- A Polícia Federal determinou que Eduardo Bolsonaro retorne às atividades como escrivão; o-D.O.U. publicou o despacho nesta sexta-feira (2).
- Eduardo compara a PF à Gestapo e chama a chefia de “bajuladores de tiranos” em publicação nas redes sociais.
- Em vídeo, ele afirmou que lutará para manter o cargo, mesmo sem condições de retornar ao Brasil no momento.
- A ordem de retorno foi assinada em 31 de dezembro pelo diretor de gestão de pessoas substituto da PF, Licínio Nunes de Moraes Netto, e o agente deveria atuar na Delegacia da PF em Angra dos Reis, no Rio de Janeiro.

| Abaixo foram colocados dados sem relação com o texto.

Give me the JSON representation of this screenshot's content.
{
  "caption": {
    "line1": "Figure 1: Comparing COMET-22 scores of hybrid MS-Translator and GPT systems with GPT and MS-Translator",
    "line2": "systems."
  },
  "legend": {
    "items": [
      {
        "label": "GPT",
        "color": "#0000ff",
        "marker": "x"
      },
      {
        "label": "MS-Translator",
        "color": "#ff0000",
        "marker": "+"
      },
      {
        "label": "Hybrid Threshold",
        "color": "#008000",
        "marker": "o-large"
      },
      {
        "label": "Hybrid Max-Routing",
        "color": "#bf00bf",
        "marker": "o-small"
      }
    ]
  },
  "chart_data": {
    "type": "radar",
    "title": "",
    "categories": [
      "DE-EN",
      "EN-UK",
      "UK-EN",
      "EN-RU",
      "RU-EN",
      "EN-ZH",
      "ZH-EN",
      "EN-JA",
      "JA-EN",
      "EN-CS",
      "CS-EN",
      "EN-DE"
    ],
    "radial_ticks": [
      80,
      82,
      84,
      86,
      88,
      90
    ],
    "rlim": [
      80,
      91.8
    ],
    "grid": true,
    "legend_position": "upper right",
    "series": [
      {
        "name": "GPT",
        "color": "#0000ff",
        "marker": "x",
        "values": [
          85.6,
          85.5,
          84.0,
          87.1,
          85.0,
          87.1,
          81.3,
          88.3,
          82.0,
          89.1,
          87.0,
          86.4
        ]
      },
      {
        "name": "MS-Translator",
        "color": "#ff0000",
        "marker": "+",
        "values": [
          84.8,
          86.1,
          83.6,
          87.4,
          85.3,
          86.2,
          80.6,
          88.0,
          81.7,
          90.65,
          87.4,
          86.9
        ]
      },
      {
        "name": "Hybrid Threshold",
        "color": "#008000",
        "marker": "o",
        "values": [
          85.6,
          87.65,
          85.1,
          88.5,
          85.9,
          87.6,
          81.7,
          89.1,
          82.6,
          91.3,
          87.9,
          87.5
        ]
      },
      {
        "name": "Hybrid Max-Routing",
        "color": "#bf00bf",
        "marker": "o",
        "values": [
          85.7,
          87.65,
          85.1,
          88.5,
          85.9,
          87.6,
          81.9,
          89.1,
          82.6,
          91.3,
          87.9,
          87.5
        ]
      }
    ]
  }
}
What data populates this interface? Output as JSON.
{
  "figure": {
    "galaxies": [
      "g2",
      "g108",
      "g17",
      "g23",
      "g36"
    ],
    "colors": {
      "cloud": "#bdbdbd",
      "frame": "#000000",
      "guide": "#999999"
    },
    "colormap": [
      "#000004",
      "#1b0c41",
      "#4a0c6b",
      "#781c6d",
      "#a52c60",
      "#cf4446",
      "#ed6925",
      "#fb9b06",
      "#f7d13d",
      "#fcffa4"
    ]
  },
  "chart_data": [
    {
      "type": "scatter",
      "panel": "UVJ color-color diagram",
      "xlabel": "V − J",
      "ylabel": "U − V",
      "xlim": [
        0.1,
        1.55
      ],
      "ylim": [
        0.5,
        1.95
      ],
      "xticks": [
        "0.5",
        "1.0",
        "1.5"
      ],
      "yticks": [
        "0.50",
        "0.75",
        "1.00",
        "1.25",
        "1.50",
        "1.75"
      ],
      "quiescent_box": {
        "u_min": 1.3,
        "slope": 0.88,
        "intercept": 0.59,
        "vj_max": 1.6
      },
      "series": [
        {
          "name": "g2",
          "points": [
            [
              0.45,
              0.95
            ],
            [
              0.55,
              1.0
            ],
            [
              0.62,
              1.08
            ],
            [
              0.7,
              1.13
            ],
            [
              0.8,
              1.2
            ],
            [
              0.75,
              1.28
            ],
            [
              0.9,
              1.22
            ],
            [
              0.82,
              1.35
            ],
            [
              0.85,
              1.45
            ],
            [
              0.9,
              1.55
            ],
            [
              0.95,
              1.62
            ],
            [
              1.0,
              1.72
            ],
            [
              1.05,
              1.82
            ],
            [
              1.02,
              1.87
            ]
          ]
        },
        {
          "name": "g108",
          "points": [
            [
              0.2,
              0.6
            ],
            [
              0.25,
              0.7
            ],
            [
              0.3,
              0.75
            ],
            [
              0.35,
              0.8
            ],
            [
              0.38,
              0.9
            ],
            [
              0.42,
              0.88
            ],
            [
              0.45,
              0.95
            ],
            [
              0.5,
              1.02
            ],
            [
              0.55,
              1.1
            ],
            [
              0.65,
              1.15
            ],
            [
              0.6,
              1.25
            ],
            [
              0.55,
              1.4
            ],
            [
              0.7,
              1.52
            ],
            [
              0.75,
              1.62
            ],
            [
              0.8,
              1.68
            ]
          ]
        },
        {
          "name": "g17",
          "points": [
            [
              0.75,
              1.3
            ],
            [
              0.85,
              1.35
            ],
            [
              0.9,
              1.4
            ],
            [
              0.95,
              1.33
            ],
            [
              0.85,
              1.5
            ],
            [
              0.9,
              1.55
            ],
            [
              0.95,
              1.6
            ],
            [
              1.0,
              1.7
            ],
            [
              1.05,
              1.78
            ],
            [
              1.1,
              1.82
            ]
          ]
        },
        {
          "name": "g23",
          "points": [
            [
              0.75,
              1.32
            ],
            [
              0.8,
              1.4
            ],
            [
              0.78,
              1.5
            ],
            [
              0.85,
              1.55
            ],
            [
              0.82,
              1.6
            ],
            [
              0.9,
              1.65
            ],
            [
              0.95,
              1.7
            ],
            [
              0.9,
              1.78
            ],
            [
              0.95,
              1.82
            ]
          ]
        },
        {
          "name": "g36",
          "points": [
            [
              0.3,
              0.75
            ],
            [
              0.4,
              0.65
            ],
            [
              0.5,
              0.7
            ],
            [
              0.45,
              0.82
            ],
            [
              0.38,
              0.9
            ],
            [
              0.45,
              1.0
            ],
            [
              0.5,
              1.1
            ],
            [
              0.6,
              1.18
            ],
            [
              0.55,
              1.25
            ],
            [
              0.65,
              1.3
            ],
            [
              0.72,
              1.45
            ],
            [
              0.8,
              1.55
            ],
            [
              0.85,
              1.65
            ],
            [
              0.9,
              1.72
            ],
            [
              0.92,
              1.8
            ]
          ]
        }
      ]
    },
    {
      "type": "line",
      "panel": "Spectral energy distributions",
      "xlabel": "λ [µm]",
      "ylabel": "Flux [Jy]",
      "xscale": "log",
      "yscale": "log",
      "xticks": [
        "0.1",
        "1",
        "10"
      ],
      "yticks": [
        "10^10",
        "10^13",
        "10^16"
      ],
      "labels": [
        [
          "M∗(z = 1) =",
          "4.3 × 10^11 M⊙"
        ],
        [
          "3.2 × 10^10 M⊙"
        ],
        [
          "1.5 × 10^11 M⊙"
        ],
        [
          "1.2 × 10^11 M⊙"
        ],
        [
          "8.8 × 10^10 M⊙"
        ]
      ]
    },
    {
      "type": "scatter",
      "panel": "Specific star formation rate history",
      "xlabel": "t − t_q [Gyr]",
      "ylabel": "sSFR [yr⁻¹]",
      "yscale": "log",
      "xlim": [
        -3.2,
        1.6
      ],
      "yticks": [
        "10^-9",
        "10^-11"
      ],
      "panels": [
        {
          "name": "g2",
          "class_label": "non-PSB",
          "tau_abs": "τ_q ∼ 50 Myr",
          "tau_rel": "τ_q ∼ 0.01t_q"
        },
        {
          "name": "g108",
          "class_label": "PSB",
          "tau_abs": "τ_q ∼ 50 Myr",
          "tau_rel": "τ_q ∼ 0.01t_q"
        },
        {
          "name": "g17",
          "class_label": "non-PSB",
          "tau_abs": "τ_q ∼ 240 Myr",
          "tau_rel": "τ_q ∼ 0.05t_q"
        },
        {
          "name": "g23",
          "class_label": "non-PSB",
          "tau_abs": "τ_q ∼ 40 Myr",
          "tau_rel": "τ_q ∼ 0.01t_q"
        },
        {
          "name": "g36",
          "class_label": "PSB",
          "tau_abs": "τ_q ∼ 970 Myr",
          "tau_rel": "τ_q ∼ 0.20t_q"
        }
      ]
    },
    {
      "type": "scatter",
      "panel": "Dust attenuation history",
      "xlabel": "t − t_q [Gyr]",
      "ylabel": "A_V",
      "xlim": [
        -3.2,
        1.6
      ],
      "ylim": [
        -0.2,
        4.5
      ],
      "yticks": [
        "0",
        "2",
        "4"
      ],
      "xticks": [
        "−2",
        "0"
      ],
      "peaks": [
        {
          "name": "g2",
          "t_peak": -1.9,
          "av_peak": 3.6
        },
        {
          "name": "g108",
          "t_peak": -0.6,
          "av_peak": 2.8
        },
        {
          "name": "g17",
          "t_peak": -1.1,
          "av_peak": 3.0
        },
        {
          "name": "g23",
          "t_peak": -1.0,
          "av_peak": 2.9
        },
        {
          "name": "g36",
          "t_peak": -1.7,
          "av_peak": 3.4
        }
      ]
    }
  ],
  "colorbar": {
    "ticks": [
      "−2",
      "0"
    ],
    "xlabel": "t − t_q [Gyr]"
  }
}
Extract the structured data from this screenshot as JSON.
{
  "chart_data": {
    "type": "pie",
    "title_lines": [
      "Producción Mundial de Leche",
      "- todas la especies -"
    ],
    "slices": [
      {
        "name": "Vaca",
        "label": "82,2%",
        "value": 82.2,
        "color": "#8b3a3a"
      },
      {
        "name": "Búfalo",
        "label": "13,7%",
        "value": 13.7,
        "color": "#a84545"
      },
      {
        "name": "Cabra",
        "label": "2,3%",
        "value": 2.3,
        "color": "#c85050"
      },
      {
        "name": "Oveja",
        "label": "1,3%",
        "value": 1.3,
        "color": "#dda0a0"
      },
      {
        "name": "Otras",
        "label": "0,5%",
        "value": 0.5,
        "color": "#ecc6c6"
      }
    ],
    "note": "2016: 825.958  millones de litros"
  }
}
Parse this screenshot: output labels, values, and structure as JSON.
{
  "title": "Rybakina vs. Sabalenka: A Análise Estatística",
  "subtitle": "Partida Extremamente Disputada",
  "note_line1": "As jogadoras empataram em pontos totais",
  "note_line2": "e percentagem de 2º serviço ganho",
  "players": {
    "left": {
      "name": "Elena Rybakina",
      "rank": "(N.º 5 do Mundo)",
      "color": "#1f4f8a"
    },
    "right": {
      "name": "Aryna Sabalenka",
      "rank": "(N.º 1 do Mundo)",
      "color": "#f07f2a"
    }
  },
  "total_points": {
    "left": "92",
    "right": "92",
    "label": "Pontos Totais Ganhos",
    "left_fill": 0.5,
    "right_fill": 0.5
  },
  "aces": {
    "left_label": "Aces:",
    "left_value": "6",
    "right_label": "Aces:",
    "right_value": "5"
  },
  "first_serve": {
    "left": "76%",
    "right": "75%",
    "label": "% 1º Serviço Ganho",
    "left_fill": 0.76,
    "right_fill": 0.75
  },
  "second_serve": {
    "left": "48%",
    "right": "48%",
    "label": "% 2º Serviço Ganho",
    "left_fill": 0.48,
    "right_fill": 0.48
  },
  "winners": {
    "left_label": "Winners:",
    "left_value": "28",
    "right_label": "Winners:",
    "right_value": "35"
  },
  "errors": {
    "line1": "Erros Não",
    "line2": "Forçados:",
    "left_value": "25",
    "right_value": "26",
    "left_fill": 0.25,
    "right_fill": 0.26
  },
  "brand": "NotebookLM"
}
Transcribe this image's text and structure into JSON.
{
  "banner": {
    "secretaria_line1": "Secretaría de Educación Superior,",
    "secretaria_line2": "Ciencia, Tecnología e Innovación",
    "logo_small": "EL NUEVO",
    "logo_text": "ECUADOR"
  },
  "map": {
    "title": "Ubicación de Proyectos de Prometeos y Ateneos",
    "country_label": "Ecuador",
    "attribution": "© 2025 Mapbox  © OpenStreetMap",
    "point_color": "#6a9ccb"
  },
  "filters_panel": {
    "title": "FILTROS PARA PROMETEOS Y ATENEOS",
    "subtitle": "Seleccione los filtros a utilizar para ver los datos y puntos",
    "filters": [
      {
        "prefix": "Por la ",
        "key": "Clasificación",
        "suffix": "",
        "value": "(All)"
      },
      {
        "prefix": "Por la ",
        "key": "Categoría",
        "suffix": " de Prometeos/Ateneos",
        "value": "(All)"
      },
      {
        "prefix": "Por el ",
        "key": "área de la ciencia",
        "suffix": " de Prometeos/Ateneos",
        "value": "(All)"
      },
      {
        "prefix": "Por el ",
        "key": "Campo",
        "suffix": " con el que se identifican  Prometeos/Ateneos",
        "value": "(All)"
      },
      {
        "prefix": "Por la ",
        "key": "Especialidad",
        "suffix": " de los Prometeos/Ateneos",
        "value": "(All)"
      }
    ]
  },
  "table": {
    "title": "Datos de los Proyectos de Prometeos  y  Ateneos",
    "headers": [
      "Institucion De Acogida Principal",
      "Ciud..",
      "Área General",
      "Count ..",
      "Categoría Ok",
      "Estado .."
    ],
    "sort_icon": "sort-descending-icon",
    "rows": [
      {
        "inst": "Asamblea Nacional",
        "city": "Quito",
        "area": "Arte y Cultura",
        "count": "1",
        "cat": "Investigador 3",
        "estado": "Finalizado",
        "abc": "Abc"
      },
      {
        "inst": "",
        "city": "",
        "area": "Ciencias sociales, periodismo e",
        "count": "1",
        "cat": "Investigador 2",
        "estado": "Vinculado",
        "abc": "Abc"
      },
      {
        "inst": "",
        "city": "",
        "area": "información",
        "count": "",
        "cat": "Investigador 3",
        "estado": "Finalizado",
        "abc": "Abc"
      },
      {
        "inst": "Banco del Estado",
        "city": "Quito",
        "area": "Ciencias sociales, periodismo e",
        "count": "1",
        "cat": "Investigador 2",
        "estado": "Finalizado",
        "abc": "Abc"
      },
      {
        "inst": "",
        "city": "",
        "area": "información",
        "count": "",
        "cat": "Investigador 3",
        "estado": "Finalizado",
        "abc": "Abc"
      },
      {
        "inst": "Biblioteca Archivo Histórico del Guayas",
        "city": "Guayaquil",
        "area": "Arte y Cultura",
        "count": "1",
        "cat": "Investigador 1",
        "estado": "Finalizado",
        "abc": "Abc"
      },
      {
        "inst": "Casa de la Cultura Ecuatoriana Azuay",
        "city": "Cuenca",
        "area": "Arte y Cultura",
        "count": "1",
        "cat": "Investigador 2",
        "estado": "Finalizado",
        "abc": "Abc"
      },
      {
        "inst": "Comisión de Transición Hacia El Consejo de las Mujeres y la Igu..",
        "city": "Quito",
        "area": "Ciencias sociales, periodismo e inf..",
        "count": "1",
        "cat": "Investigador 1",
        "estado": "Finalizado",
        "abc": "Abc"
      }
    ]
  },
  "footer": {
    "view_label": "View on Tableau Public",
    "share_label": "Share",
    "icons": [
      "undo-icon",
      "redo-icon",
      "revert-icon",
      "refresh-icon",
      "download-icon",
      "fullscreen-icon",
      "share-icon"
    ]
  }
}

- Eduardo, que está nos Estados Unidos desde março, teve o mandato cassado pela Câmara em 18 de dezembro; ele disse que não entregará o cargo de mãos beijadas e que continuarálutando pela vaga.
O ex-deputado federal Eduardo Bolsonaro (PL-SP) reagiu à determinação da Polícia Federal para retomar as atividades como escrivão. A PF informou que ele deveria voltar ao trabalho e retornar à Delegacia da Polícia Federal em Angra dos Reis, no Rio de Janeiro.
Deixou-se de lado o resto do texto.